Working with equations modulo some number (or in fancy words, equations over a finite ring/field) is much more convenient than working with equations that have modulo operations sticked in random places. These look like a = b (mod m) and are equivalent to a % m = b % m. From the two given equations three can be derived for pairwise differences of a, b, c mod 256:

  1. a - b = 3z - 3y + x - 1 (mod 256)
  2. a - c = 2z - y - 1 (mod 256)
  3. c - b = z - 2y + x (mod 256)

This means that if either of the right hand sides is zero (mod 256), difference of two variables is zero and there is no solution due to the requirement that the three variables are different. Perhaps such cases are already excluded. If not, it would be prudent to check this first.

Now to the implementation. Iterate over the 101 possible a values. Knowing a mod 256 you know b mod 256 and c mod 256, so it is trivial to check if such values are present in the array (for example by creating a size-256 boolean array describing what values are present).

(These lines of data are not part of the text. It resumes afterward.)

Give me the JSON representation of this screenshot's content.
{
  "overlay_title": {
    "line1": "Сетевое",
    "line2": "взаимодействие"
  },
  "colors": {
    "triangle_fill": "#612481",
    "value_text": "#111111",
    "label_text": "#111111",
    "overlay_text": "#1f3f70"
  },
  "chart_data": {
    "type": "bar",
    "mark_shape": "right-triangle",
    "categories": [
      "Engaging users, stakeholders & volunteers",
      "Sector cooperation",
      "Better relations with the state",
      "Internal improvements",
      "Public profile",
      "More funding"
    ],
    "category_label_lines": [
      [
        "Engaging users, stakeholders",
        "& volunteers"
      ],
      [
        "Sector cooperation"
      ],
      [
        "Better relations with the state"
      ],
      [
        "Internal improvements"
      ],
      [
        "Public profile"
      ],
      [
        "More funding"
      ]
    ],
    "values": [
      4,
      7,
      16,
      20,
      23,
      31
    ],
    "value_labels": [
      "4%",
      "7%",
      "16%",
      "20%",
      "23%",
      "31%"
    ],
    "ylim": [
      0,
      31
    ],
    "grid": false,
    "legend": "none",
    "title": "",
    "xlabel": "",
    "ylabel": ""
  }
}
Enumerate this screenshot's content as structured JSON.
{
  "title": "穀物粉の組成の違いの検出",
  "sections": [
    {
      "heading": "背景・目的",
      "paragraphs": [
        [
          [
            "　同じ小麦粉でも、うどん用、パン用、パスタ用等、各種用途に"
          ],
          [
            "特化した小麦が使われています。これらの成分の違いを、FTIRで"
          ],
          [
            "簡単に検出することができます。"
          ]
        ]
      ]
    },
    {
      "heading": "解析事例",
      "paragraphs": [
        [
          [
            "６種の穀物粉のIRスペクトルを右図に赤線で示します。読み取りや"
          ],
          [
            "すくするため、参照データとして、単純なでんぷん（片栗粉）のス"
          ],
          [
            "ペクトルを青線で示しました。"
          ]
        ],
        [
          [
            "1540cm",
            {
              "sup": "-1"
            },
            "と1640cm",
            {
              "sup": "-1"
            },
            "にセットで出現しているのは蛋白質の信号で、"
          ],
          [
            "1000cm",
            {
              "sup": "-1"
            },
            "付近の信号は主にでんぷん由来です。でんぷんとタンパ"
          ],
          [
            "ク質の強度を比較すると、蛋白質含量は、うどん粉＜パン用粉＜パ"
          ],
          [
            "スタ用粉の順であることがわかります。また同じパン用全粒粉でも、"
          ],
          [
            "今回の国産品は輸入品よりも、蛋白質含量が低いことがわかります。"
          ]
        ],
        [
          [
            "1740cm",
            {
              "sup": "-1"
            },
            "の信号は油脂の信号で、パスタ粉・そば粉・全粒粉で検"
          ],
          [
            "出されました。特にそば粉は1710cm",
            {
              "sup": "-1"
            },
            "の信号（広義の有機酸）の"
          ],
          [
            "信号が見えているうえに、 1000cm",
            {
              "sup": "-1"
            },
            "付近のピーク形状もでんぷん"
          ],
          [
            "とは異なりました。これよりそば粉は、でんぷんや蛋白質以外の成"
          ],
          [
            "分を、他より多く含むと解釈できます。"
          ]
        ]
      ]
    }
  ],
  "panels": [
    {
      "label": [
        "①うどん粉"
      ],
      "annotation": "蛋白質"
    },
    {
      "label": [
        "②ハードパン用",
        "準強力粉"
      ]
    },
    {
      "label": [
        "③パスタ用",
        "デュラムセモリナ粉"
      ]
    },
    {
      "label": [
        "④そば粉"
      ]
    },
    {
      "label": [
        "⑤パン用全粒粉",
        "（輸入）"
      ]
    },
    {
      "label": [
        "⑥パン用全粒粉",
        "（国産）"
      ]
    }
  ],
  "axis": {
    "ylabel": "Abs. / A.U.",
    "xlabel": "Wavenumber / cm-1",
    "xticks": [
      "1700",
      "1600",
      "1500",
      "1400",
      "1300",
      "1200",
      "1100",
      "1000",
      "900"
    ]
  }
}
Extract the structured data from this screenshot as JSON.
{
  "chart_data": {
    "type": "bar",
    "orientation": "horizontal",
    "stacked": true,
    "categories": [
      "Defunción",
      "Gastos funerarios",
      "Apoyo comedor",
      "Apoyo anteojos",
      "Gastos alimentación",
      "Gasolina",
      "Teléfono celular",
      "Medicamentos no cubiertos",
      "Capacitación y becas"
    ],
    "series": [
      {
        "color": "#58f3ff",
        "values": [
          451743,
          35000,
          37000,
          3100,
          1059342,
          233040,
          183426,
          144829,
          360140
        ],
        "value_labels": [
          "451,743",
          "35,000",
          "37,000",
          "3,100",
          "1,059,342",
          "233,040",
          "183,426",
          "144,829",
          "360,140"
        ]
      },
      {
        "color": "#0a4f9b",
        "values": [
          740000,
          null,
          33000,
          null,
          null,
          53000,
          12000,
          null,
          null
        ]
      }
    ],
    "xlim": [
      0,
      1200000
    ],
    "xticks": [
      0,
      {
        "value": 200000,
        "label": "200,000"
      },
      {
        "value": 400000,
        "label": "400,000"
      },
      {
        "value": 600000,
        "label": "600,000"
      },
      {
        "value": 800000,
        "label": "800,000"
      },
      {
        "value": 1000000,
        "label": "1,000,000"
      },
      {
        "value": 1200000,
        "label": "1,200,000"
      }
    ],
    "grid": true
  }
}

Since the desired solutions should be not in 0..255 but in 1..256, 0 "becomes" 256. Since the original equations were not mod 256 but merely contained a modulo operation, each solution should be checked to satisfy the original formulation. But in fact they violate original equations if and only if either z <= 0 or z > 256 / 3 (while the right hand side is always in 1..256), and these cases can be checked beforehand too.